Institute for War and Peace Reporting | Giving Voice, Driving Change

Election Date Controversy in Kazakstan

There’s little mystery about who’ll be the next Kazak president, but when the election will take place is less clear.
By Alim Bekenov

Few people in Kazakstan doubt that Nursultan Nazarbaev will win the next presidential election, but exactly when the poll should be held is proving considerably more controversial.

According to the constitution, the president serves for seven years, and then elections are held on the first Sunday in December after his term expires.

In Nazarbaev’s case, his seven years in office end after December 2005, on January 10 next year. That has led some, including justice minister Zagipa Balieva and the head of the Central Electoral Commission, Onalsyn Jumabekov, to argue that elections should be scheduled for December 2006.

Others insist that the poll must be held this December so that new presidential term can begin within the seven year time frame.

“How we legally justify an additional 11 months for a non-legitimate president is a big question,” said parliamentary deputy Erasyl Abylkasymov. “We need to gather at the end of August, have discussions, take a decision and hold elections on December 4 this year.”

An election sooner rather than later also appears to be the unofficial government line. At a press conference of Nazarbaev’s Otan party, deputy party head Amangeldy Ermegiyaev plumped for a vote this year, “so that there can be no false rumours either in the country and outside it. We should not give people an excuse to say that our president is not legitimate.”

It’s up to the Majilis, the lower chamber of parliament, to announce the election date no later than the second Sunday in September.

But with no consensus on the issue as autumn approaches, parliament has turned to the Constitutional Council of Kazakstan for an official interpretation of the sections in the constitution relating to elections. Its decision is expected by mid-July.

“We Majilis deputies could violate the constitution because of the confusion of opinions,” said Valery Kotovich at a joint session of parliament, explaining the need to call in constitutional experts.

Local analysts believe that whichever way the constitutional council rules, elections will be held this year, not next. A June 13 report from the independent Institute for Socioeconomic Information and Forecasts and the KazRating polling agency found that 61 per cent of the 800 policy analysts and experts surveyed expect the presidential ballot to happen in December 2005.

“If the date for a presidential election is postponed to 2006, then it’s clear this will draw criticism from both the opposition and the international community,” said Serik Belgibaev, head of the department for sociopolitical studies at the Kazakstan Strategic Studies Institute.
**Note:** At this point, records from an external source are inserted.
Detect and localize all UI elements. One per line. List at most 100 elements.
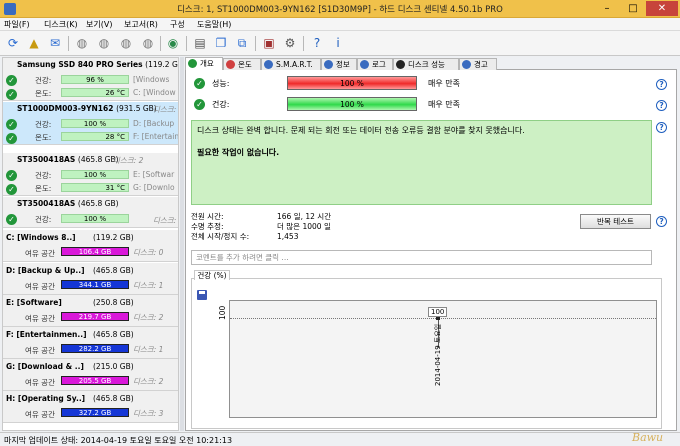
- tab-bar: 개요 온도 S.M.A.R.T. 정보 로그 디스크 성능 경고: [185, 57, 677, 70]
- free-space-label: 여유 공간: [25, 346, 55, 355]
- disk-title: Samsung SSD 840 PRO Series (119.2 GB): [17, 60, 178, 69]
- volume-item[interactable]: H: [Operating Sy..] (465.8 GB) 여유 공간 327…: [3, 391, 178, 423]
- help-icon[interactable]: ?: [656, 100, 667, 111]
- tab-smart[interactable]: S.M.A.R.T.: [261, 58, 321, 70]
- volume-item[interactable]: E: [Software] (250.8 GB) 여유 공간 219.7 GB …: [3, 295, 178, 327]
- tab-label: 경고: [474, 60, 488, 69]
- health-chart-tab[interactable]: 건강 (%): [194, 270, 230, 280]
- temp-bar: 26 °C: [61, 88, 129, 97]
- volume-disk: 디스크: 2: [133, 377, 164, 386]
- warning-icon[interactable]: ▲: [26, 35, 42, 51]
- maximize-button[interactable]: □: [620, 1, 646, 16]
- lifetime-value: 더 많은 1000 일: [277, 222, 331, 231]
- help-icon[interactable]: ?: [656, 122, 667, 133]
- splitter[interactable]: [180, 57, 184, 431]
- menu-disk[interactable]: 디스크(K): [44, 19, 78, 30]
- help-icon[interactable]: ?: [656, 216, 667, 227]
- help-icon[interactable]: ?: [309, 35, 325, 51]
- info-icon: [324, 60, 333, 69]
- health-status: 매우 만족: [428, 100, 460, 109]
- disk-item[interactable]: ST1000DM003-9YN162 (931.5 GB) 디스크: 1 ✓ ✓…: [3, 102, 178, 145]
- tab-label: 개요: [200, 59, 214, 68]
- free-space-label: 여유 공간: [25, 249, 55, 258]
- settings-icon[interactable]: ▣: [261, 35, 277, 51]
- refresh-icon[interactable]: ⟳: [5, 35, 21, 51]
- volume-item[interactable]: F: [Entertainmen..] (465.8 GB) 여유 공간 282…: [3, 327, 178, 359]
- check-icon: [188, 59, 197, 68]
- disk-name: ST3500418AS: [17, 199, 76, 208]
- power-on-label: 전원 시간:: [191, 212, 224, 221]
- menu-view[interactable]: 보기(V): [86, 19, 112, 30]
- disk-item[interactable]: ST3500418AS (465.8 GB) 디스크: 2 ✓ ✓ 건강: 10…: [3, 153, 178, 196]
- copy-icon[interactable]: ❐: [213, 35, 229, 51]
- volume-item[interactable]: C: [Windows 8..] (119.2 GB) 여유 공간 106.4 …: [3, 230, 178, 262]
- speedometer-icon: [396, 60, 405, 69]
- volume-title: E: [Software]: [6, 298, 62, 307]
- network-icon[interactable]: ⧉: [234, 35, 250, 51]
- free-space-bar: 344.1 GB: [61, 280, 129, 289]
- partition-name: G: [Downlo: [133, 183, 175, 192]
- disk-test-4-icon[interactable]: ◍: [140, 35, 156, 51]
- free-space-label: 여유 공간: [25, 378, 55, 387]
- performance-bar: 100 %: [287, 76, 417, 90]
- mail-icon[interactable]: ✉: [47, 35, 63, 51]
- globe-icon[interactable]: ◉: [165, 35, 181, 51]
- check-icon: ✓: [6, 119, 17, 130]
- partition-name: F: [Entertain: [133, 132, 179, 141]
- disk-item[interactable]: Samsung SSD 840 PRO Series (119.2 GB) ✓ …: [3, 58, 178, 101]
- disk-test-2-icon[interactable]: ◍: [96, 35, 112, 51]
- tab-label: 온도: [238, 60, 252, 69]
- gear-icon[interactable]: ⚙: [282, 35, 298, 51]
- disk-test-3-icon[interactable]: ◍: [118, 35, 134, 51]
- comment-input[interactable]: 코멘트를 추가 하려면 클릭 ...: [191, 250, 652, 265]
- status-text: 디스크 상태는 완벽 합니다. 문제 되는 회전 또는 데이터 전송 오류등 결…: [197, 126, 525, 135]
- volume-disk: 디스크: 2: [133, 313, 164, 322]
- disk-title: ST1000DM003-9YN162 (931.5 GB): [17, 104, 157, 113]
- tab-log[interactable]: 로그: [357, 58, 393, 70]
- tab-alerts[interactable]: 경고: [459, 58, 497, 70]
- report-icon[interactable]: ▤: [192, 35, 208, 51]
- alert-icon: [462, 60, 471, 69]
- partition-name: [Windows: [133, 75, 170, 84]
- volume-disk: 디스크: 0: [133, 248, 164, 257]
- save-icon[interactable]: [197, 290, 207, 300]
- volume-item[interactable]: G: [Download & ..] (215.0 GB) 여유 공간 205.…: [3, 359, 178, 391]
- menu-bar: 파일(F) 디스크(K) 보기(V) 보고서(R) 구성 도움말(H): [0, 18, 680, 31]
- toolbar-separator: [255, 36, 256, 51]
- repeat-test-button[interactable]: 반복 테스트: [580, 214, 651, 229]
- volume-item[interactable]: D: [Backup & Up..] (465.8 GB) 여유 공간 344.…: [3, 263, 178, 295]
- smart-icon: [264, 60, 273, 69]
- check-icon: ✓: [6, 133, 17, 144]
- menu-report[interactable]: 보고서(R): [124, 19, 158, 30]
- health-bar: 100 %: [61, 214, 129, 223]
- tab-temperature[interactable]: 온도: [223, 58, 261, 70]
- temp-label: 온도:: [35, 184, 52, 193]
- health-chart: 100: [229, 300, 657, 418]
- free-space-bar: 219.7 GB: [61, 312, 129, 321]
- toolbar-separator: [186, 36, 187, 51]
- menu-file[interactable]: 파일(F): [4, 19, 30, 30]
- toolbar: ⟳ ▲ ✉ ◍ ◍ ◍ ◍ ◉ ▤ ❐ ⧉ ▣ ⚙ ? i: [0, 31, 680, 56]
- health-label: 건강:: [35, 215, 52, 224]
- performance-label: 성능:: [212, 79, 230, 88]
- close-button[interactable]: ✕: [646, 1, 678, 16]
- minimize-button[interactable]: –: [594, 1, 620, 16]
- lifetime-label: 수명 추정:: [191, 222, 224, 231]
- tab-performance[interactable]: 디스크 성능: [393, 58, 459, 70]
- disk-test-icon[interactable]: ◍: [74, 35, 90, 51]
- info-icon[interactable]: i: [330, 35, 346, 51]
- menu-help[interactable]: 도움말(H): [197, 19, 231, 30]
- tab-overview[interactable]: 개요: [185, 57, 223, 70]
- power-on-value: 166 일, 12 시간: [277, 212, 332, 221]
- check-icon: ✓: [194, 78, 205, 89]
- health-row: ✓ 건강: 100 % 매우 만족: [194, 97, 474, 113]
- help-icon[interactable]: ?: [656, 79, 667, 90]
- disk-item[interactable]: ST3500418AS (465.8 GB) 디스크: 3 ✓ 건강: 100 …: [3, 197, 178, 228]
- menu-config[interactable]: 구성: [170, 19, 185, 30]
- health-label: 건강:: [35, 76, 52, 85]
- tab-info[interactable]: 정보: [321, 58, 357, 70]
- check-icon: ✓: [6, 170, 17, 181]
- partition-name: D: [Backup: [133, 119, 175, 128]
- toolbar-separator: [68, 36, 69, 51]
- temp-bar: 31 °C: [61, 183, 129, 192]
On the other hand, Belgibaev predicted that “if elections are held in 2006, they will take place in a more difficult situation, as the opposition will be better prepared. At the moment, it is rather fragmented and can’t be said to have a clear strategy for the upcoming election yet.”

No matter when the election is are held, most have few doubts who will win, with 62 per cent of the analysts polled by KazRating expecting a Nazarbaev victory.

Among possible Nazarbaev rivals, only one definite candidate comes from the opposition ranks - Jarmakhan Tuyakbay, leader of the For a Just Kazakstan movement, and a former prosecutor general and Majilis speaker.

On June 15, a newly-formed bloc called the People’s Union of Kazakstan, which consists of the Asar party led by the president’s daughter Dariga Nazarbaeva and the little-known Democratic Party of Kazakstan, announced they would put forward a common candidate. It is still unclear whether they will name Nazarbaev himself, or a nominee of their own which could be Dariga.

A former steel industry worker who rose through the Soviet Communist Party’s ranks, Nazarbaev became the head of Kazakstan in 1989 when it was part of the USSR, and he has ruled independent Kazakstan since 1991.

Nazarbaev was reelected president in 1999, but Kazakstan had by then acquired a new constitution so that his current presidential term officially counts as his first, even though he has been in power for a decade and a half.

The president effectively launched his election campaign began in May last year, when in a televised speech, he confirmed his intention to stand again, saying, “under the constitution and current legislation, I have the right to stand for a new term, and if everything goes well, I will certainly take part in the presidential campaign”.

Over the last few months, Nazarbaev appears to have made good on that promise and has begun unofficial campaigning. In May, he visited the three western provinces of West Kazakstan, Aktyubinsk and Mangystau. In June, he was back on the election trail, going to several cities in the central Karaganda region, the oil-producing Atyrau region on the Caspian Sea, and Semipalatinsk and Ust-Kamenogorsk in east Kazakstan.

Alim Bekenov is the pseudonym of an IWPR correspondent in Astana.